There is no implicit order of precedence between “|” (choice) and “,” (sequence), so if you use these in combination, you must use parentheses for grouping, as shown above. (This is true also for DTDs.)

The XML syntax uses a <choice> element, so the traffic light schema becomes

<element name="traffic-light">
  <attribute name="color">
    <choice>
      <value>red</value>
      <value>yellow</value>
      <value>green</value>
    </choice>
  </attribute>
</element>

The XML syntax for a choice of element or attribute is

<choice>
  <element name="common-name">
    <text/>
  </element>
  <element name="scientific-name">
    <text/>
  </element>
</choice>

Interleaving

The “&” connects child elements that are allowed to occur in any order. So,

    element animal {
      (element common-name { text } &
       element scientific-name { text }),
      element food { text }
    }*

allows us to have both

    <animal>
      <common-name>Roadrunner</common-name>
      <scientific-name>Geococcyx californianis</scientific-name>
      <food>insects, lizards, snakes, fruits, seeds</food>
    </animal>

and

    <animal>
      <scientific-name>Geococcyx californianis</scientific-name>
      <common-name>Roadrunner</common-name>
      <food>insects, lizards, snakes, fruits, seeds</food>
    </animal>

“&” isn’t needed for attributes, because attributes always may occur in any order.

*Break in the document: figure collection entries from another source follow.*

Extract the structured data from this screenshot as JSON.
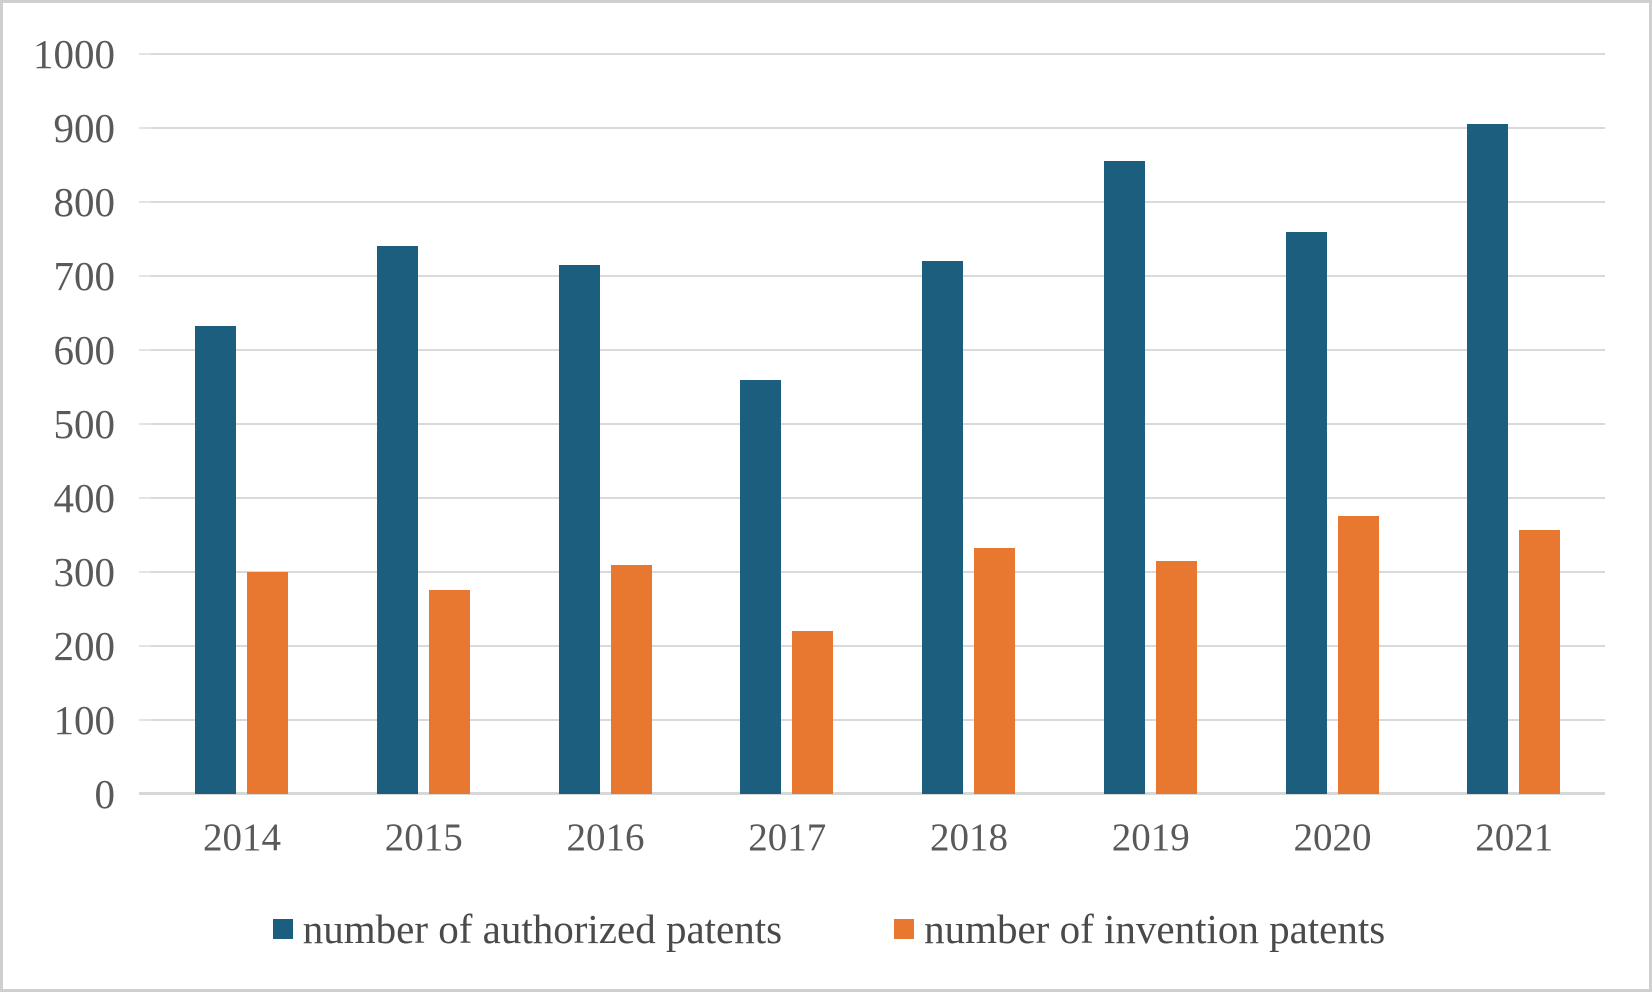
{
  "chart_data": {
    "type": "bar",
    "title": "",
    "categories": [
      "2014",
      "2015",
      "2016",
      "2017",
      "2018",
      "2019",
      "2020",
      "2021"
    ],
    "series": [
      {
        "name": "number of authorized patents",
        "color": "#1B5E7E",
        "values": [
          633,
          740,
          715,
          560,
          720,
          855,
          760,
          905
        ]
      },
      {
        "name": "number of invention patents",
        "color": "#E8782F",
        "values": [
          300,
          275,
          310,
          220,
          332,
          315,
          375,
          357
        ]
      }
    ],
    "y_ticks": [
      0,
      100,
      200,
      300,
      400,
      500,
      600,
      700,
      800,
      900,
      1000
    ],
    "ylim": [
      0,
      1000
    ],
    "xlabel": "",
    "ylabel": "",
    "grid": "horizontal",
    "legend_position": "bottom"
  },
  "colors": {
    "bar_authorized": "#1B5E7E",
    "bar_invention": "#E8782F",
    "grid_line": "#D9D9D9",
    "axis_line": "#D7D7D7",
    "tick_text": "#595959",
    "legend_text": "#4A4A4A",
    "frame_border": "#CFCFCF",
    "background": "#FFFFFF"
  }
}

Data Types and Constraints

RELAX NG of itself has no language for specifying data types, such as integer, floating point, or date. However, it is able to “borrow” datatypes from other languages, typically from XSD. (Actual options available depend on the RELAX NG implementation.)

element person {
  attribute name { xsd:string { minLength = "2", maxLength = "40" } },
  attribute married { xsd:boolean },
  element age { xsd:integer { minInclusive = "0" } }
}

Unlike XSD, RELAX NG has no easy way to specify a minimum or maximum number of occurrences of an element. If you want element a to have between 2 and 4 element b children, you can use optionality:

element a {
  element b,
  element b,
  element b?,
  element b?
}

but this approach becomes awkward if you want to say between 50 and 100!

Grammars

Like XSD, RELAX NG is able to define named types, using a grammar.

See the references for details.

Comparison Schema Languages

DTD, XSD, and RELAX NG are three languages for defining XML document schemas. Which is best? For what purpose?

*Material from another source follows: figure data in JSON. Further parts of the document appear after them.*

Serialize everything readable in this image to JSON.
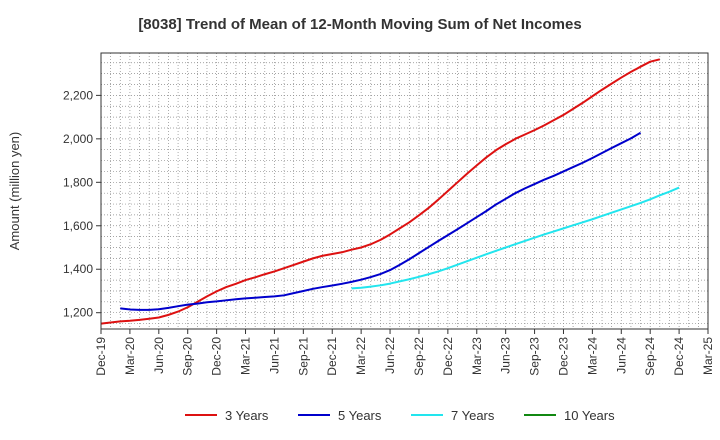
{
  "chart_data": {
    "type": "line",
    "title": "[8038]  Trend of Mean of 12-Month Moving Sum of Net Incomes",
    "xlabel": "",
    "ylabel": "Amount (million yen)",
    "x_tick_labels": [
      "Dec-19",
      "Mar-20",
      "Jun-20",
      "Sep-20",
      "Dec-20",
      "Mar-21",
      "Jun-21",
      "Sep-21",
      "Dec-21",
      "Mar-22",
      "Jun-22",
      "Sep-22",
      "Dec-22",
      "Mar-23",
      "Jun-23",
      "Sep-23",
      "Dec-23",
      "Mar-24",
      "Jun-24",
      "Sep-24",
      "Dec-24",
      "Mar-25"
    ],
    "y_ticks": [
      1200,
      1400,
      1600,
      1800,
      2000,
      2200
    ],
    "y_tick_labels": [
      "1,200",
      "1,400",
      "1,600",
      "1,800",
      "2,000",
      "2,200"
    ],
    "ylim": [
      1125,
      2395
    ],
    "grid": true,
    "legend_position": "bottom",
    "series": [
      {
        "name": "3 Years",
        "color": "#dd1111",
        "start_index": 0,
        "values": [
          1150,
          1155,
          1160,
          1163,
          1167,
          1172,
          1178,
          1190,
          1205,
          1225,
          1250,
          1275,
          1298,
          1318,
          1333,
          1350,
          1363,
          1377,
          1390,
          1405,
          1420,
          1435,
          1450,
          1462,
          1470,
          1478,
          1490,
          1500,
          1515,
          1535,
          1560,
          1588,
          1616,
          1648,
          1682,
          1720,
          1760,
          1800,
          1840,
          1878,
          1915,
          1948,
          1975,
          2000,
          2020,
          2040,
          2062,
          2086,
          2110,
          2138,
          2166,
          2196,
          2226,
          2254,
          2282,
          2308,
          2332,
          2355,
          2366
        ]
      },
      {
        "name": "5 Years",
        "color": "#0000cc",
        "start_index": 2,
        "values": [
          1220,
          1215,
          1213,
          1213,
          1216,
          1222,
          1230,
          1237,
          1242,
          1248,
          1252,
          1257,
          1262,
          1266,
          1269,
          1272,
          1275,
          1280,
          1290,
          1300,
          1310,
          1318,
          1325,
          1333,
          1342,
          1352,
          1364,
          1378,
          1396,
          1420,
          1446,
          1474,
          1502,
          1530,
          1557,
          1584,
          1612,
          1640,
          1668,
          1698,
          1724,
          1750,
          1772,
          1792,
          1812,
          1830,
          1850,
          1870,
          1890,
          1912,
          1935,
          1958,
          1980,
          2002,
          2028
        ]
      },
      {
        "name": "7 Years",
        "color": "#22e5ee",
        "start_index": 26,
        "values": [
          1312,
          1315,
          1320,
          1326,
          1334,
          1344,
          1354,
          1365,
          1377,
          1390,
          1405,
          1421,
          1437,
          1453,
          1469,
          1485,
          1500,
          1515,
          1530,
          1545,
          1560,
          1574,
          1588,
          1602,
          1616,
          1630,
          1645,
          1660,
          1675,
          1690,
          1705,
          1722,
          1740,
          1757,
          1776
        ]
      },
      {
        "name": "10 Years",
        "color": "#118811",
        "start_index": 0,
        "values": []
      }
    ]
  }
}
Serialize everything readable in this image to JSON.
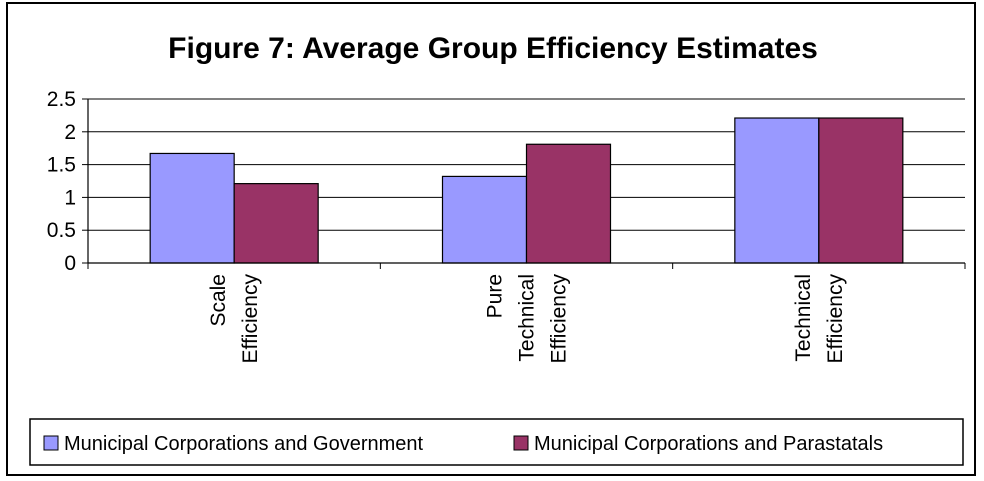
{
  "chart_data": {
    "type": "bar",
    "title": "Figure 7: Average Group Efficiency Estimates",
    "categories": [
      [
        "Scale",
        "Efficiency"
      ],
      [
        "Pure",
        "Technical",
        "Efficiency"
      ],
      [
        "Technical",
        "Efficiency"
      ]
    ],
    "series": [
      {
        "name": "Municipal Corporations and Government",
        "values": [
          1.67,
          1.32,
          2.21
        ],
        "color": "#9999ff"
      },
      {
        "name": "Municipal Corporations and Parastatals",
        "values": [
          1.21,
          1.81,
          2.21
        ],
        "color": "#993366"
      }
    ],
    "ylim": [
      0,
      2.5
    ],
    "yticks": [
      "0",
      "0.5",
      "1",
      "1.5",
      "2",
      "2.5"
    ],
    "grid": true,
    "legend_position": "bottom"
  }
}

It should be pretty clear that RELAX NG can express much of what DTDs can express.

The compact syntax of RELAX NG is clearer and more succinct than either DTD or XSD syntax, and even the XML syntax of RELAX NG is simpler than that for XSD.

One thing DTDs can do, but (as far as I know) neither RELAX NG nor XSD can do, is define entities (like &copy; for the copyright symbol in HTML).

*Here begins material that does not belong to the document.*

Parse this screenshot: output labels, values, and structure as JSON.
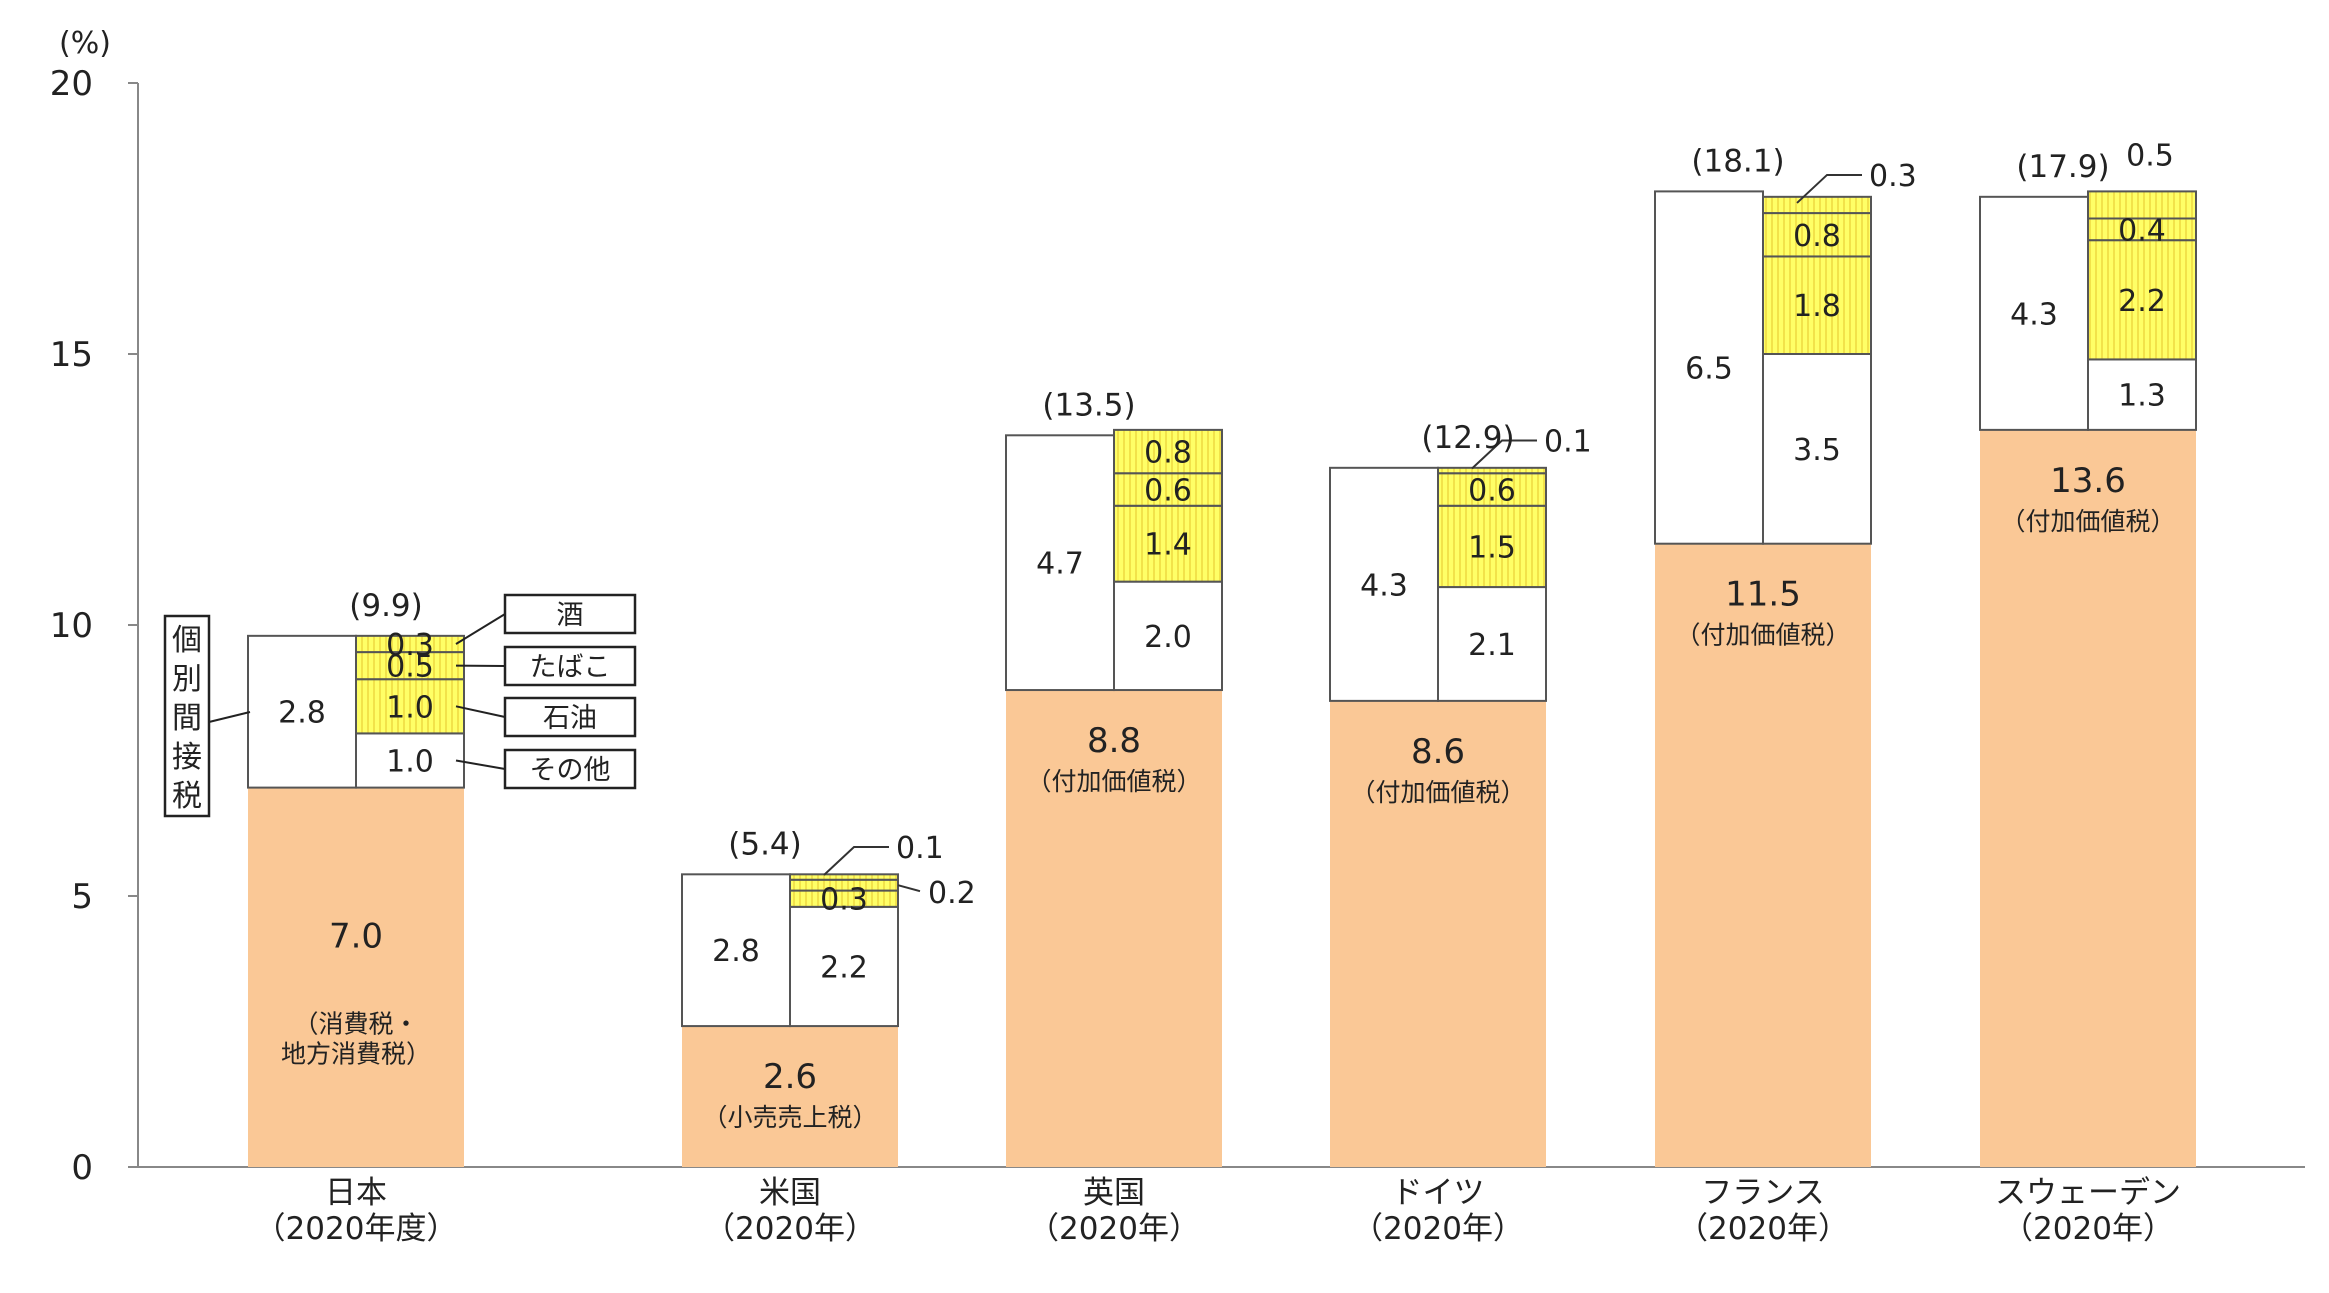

RELAX NG makes it easiest to express unordered combinations of elements that may occur more than once.2

Both DTD and XSD allow the schema to specify default and fixed values; RELAX NG does not.3

XSD makes it easier to express minimum and maximum number of occurrences for an element.

There is not one “right” schema definition language for all problems, and there probably cannot be. Select the one that is best for the task.

Validating with Jing or Xmllint

There is no way to specify, within the XML document, which RELAX NG schema it is supposed to conform to.

Using jing on merlin (use -c for compact syntax, omit for XML syntax):

$ /home/info/bin/jing -c RNGFile XMLFile

Using jing elsewhere:

$ java -jar /PATH/TO/jing.jar -c RNGFile XMLFile

Using xmllint (only with XML syntax):

$ xmllint --relaxng SCHEMAFILE XMLFILES

References

Software


  1. Version history:
    • Version 1.2.1, 2013 Mar 30. Added “Jing or” to the title of the section “Validating with Jing or Xmllint”.
    • Version 1.2, 2012 Mar 23. Corrected cardinalities in zoo schema: * and + for the animal and section elements.
    • Version 1.1, 2012 Mar 22. Correction on xsd:all.
    • Version 1.0, 2012 Mar 16. Initial version.
  2. David Mertz points out here that XSD cannot do this. Although xsd:all allows for unordered child elements, each child element type can occur just 0 or 1 time.

  3. James Clark, cited here, argues that such “infoset augmentation” is undesirable.